Now, we need to shift the sequences to align their incidence date. This can be done with the seqstart
function of TraMineRextras
.
The shift is the difference between the incidence date and its minimum. So we set the new start date as
ne3$bd <- ne3$date_inc - min(ne3$date_inc) + min(ne2$date_start)
We load TraMineRextras
to gain access to seqstart
library(TraMineRextras)
We shift the sequences, create the state sequence object and plot it with seqdplot
. We also define the x labels in number of days from the incidence date.
ne2.sts.a <- seqstart(ne2.sts, data.start=min(ne2$date_start), new.start=ne3$bd)
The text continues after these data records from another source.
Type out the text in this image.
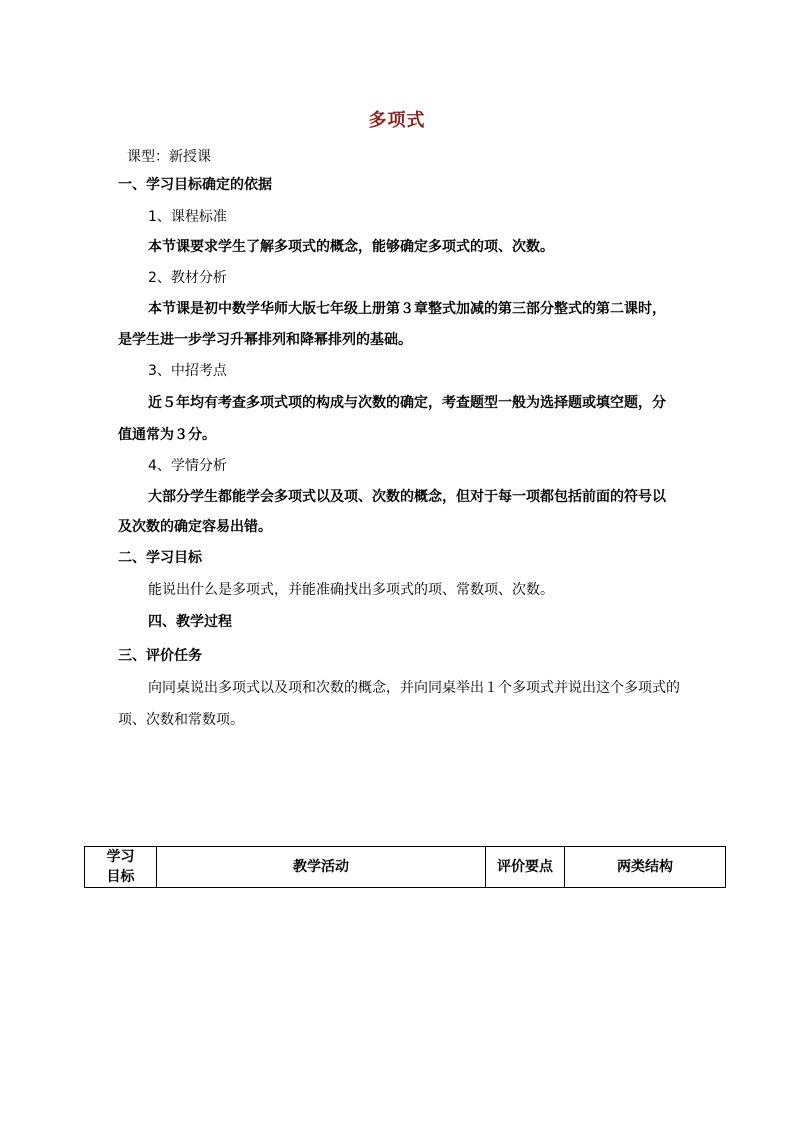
多项式
课型：新授课
一、学习目标确定的依据
1、课程标准
本节课要求学生了解多项式的概念，能够确定多项式的项、次数。
2、教材分析
本节课是初中数学华师大版七年级上册第３章整式加减的第三部分整式的第二课时，
是学生进一步学习升幂排列和降幂排列的基础。
3、中招考点
近５年均有考查多项式项的构成与次数的确定，考查题型一般为选择题或填空题，分
值通常为３分。
4、学情分析
大部分学生都能学会多项式以及项、次数的概念，但对于每一项都包括前面的符号以
及次数的确定容易出错。
二、学习目标
能说出什么是多项式，并能准确找出多项式的项、常数项、次数。
四、教学过程
三、评价任务
向同桌说出多项式以及项和次数的概念，并向同桌举出１个多项式并说出这个多项式的
项、次数和常数项。
学习
目标
	教学活动	评价要点	两类结构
inc.pos <- as.numeric(ne3$date_inc[1] - ne3$bd[1])
xtlab <- 1:ncol(ne2.sts.a) - inc.pos + 1
ne2.a.seq <- seqdef(ne2.sts.a, xtstep=365, cnames=xtlab)
seqdplot(ne2.a.seq, border=NA)
Note that due to the length of the sequences, it takes a few minutes to generate the plot. I would suggest using monthly data instead of daily data.